Regrettably, the media splashed John M.'s name and history all over Scotland, forcing his family into an unwanted spotlight, with his children and relatives being hounded for statements before the testing had been completed. Numerous acquaintances from John M.'s past gave interviews about whether they thought he could have been the killer and his life was examined under a microscope with every shortcoming being trumpeted in the headlines.
Similarly, Helen's husband was interviewed for the Feb. 5, 1996, Daily Record and decried the most recent portrait of his wife painted by some of the media as "a tart. That's what hurts most. [She was] a terrific mum and a vivacious girl."

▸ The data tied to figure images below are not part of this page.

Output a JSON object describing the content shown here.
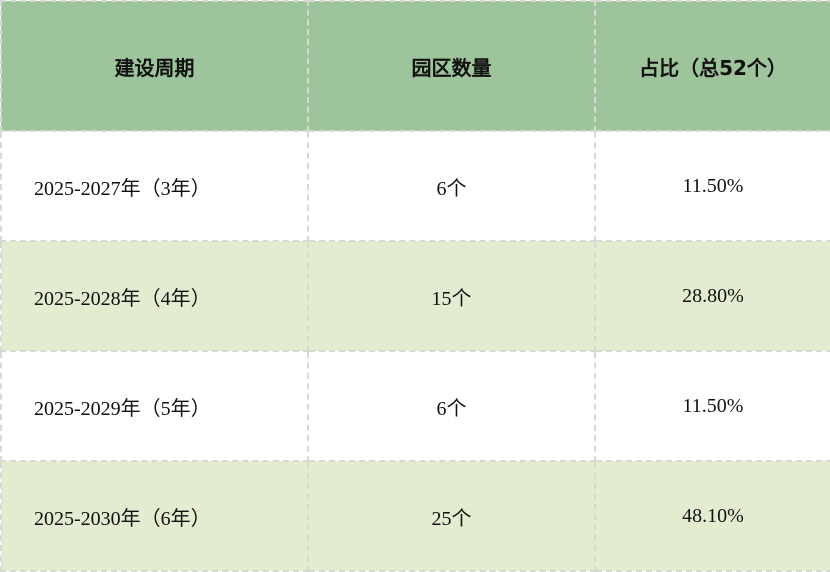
{
  "table": {
    "headers": [
      "建设周期",
      "园区数量",
      "占比（总52个）"
    ],
    "rows": [
      [
        "2025-2027年（3年）",
        "6个",
        "11.50%"
      ],
      [
        "2025-2028年（4年）",
        "15个",
        "28.80%"
      ],
      [
        "2025-2029年（5年）",
        "6个",
        "11.50%"
      ],
      [
        "2025-2030年（6年）",
        "25个",
        "48.10%"
      ]
    ]
  },
  "colors": {
    "header_bg": "#9dc49a",
    "alt_row_bg": "#e2ecd0",
    "border": "#d6d9d4"
  }
}
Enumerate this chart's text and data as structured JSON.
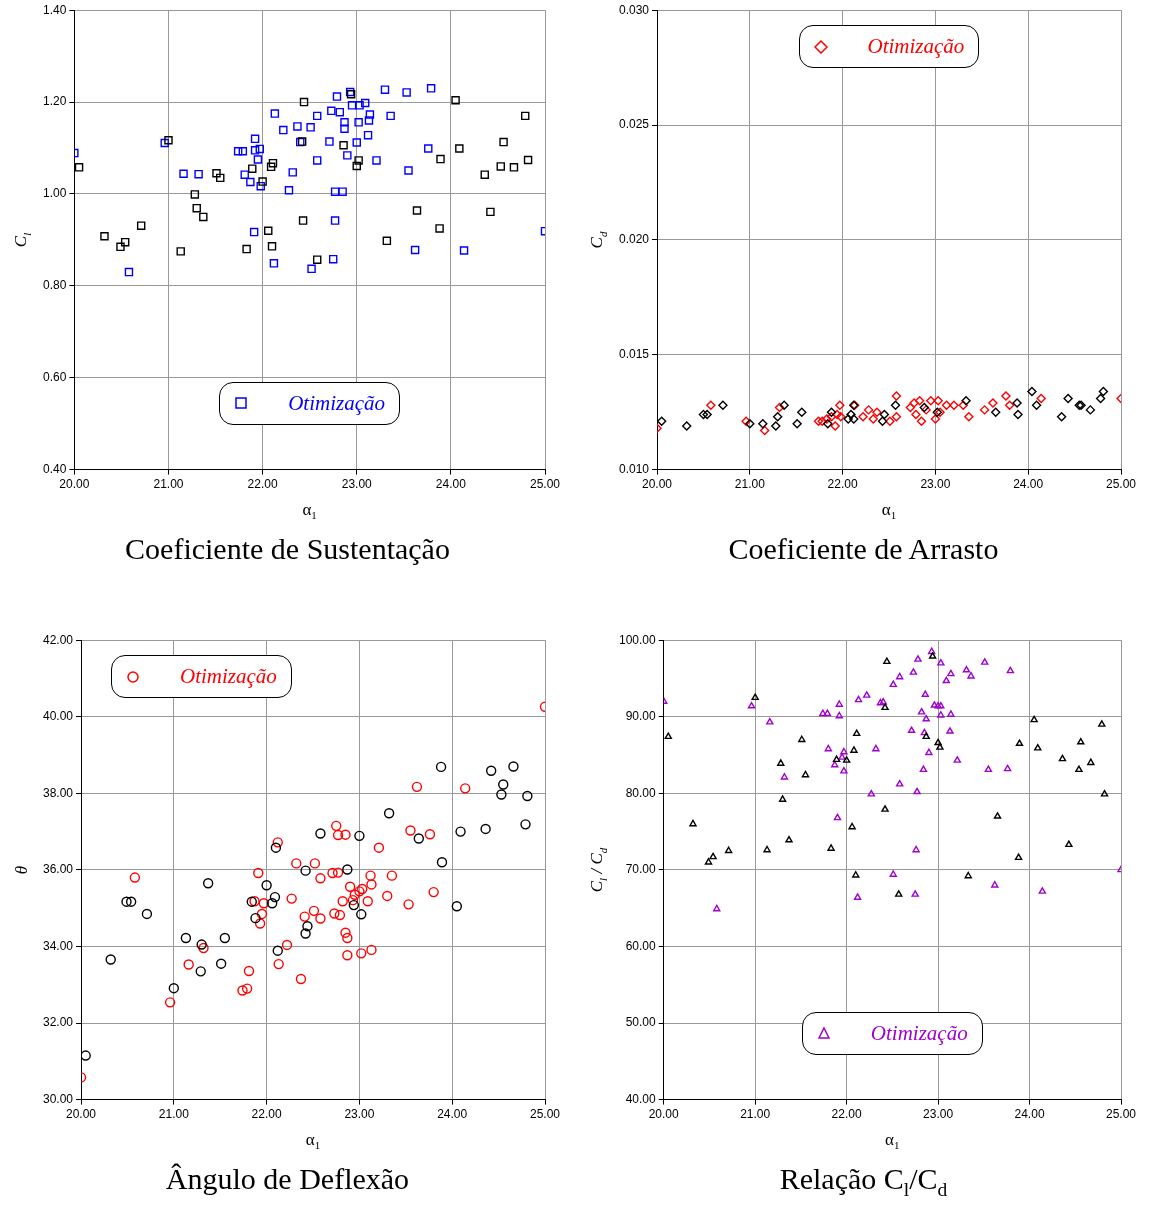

Unfortunately, the promise for swift test results wasn't as swift as hoped, and it wasn't until July 5 that the Daily Record reported that "Scotland's top law officer...confessed DNA tests...failed to...link (John M.) to semen stains found on Helen's clothing or prove he made a bite mark on her wrist."
The following day the Daily Mail published a statement made by Jean where she claimed "...she always knew [John M.] was not [Helen's] killer [and] she repeatedly told Strathclyde Police they suspected the wrong man."
The New York Daily News reported that even before the DNA testing was completed, several newspapers had "flatly concluded that [John M.[ was Bible John." When the "... DNA evidence showed [he] was innocent...the government apologized to the man's family."
John M. was quietly re-buried and the investigation went nowhere for eight years.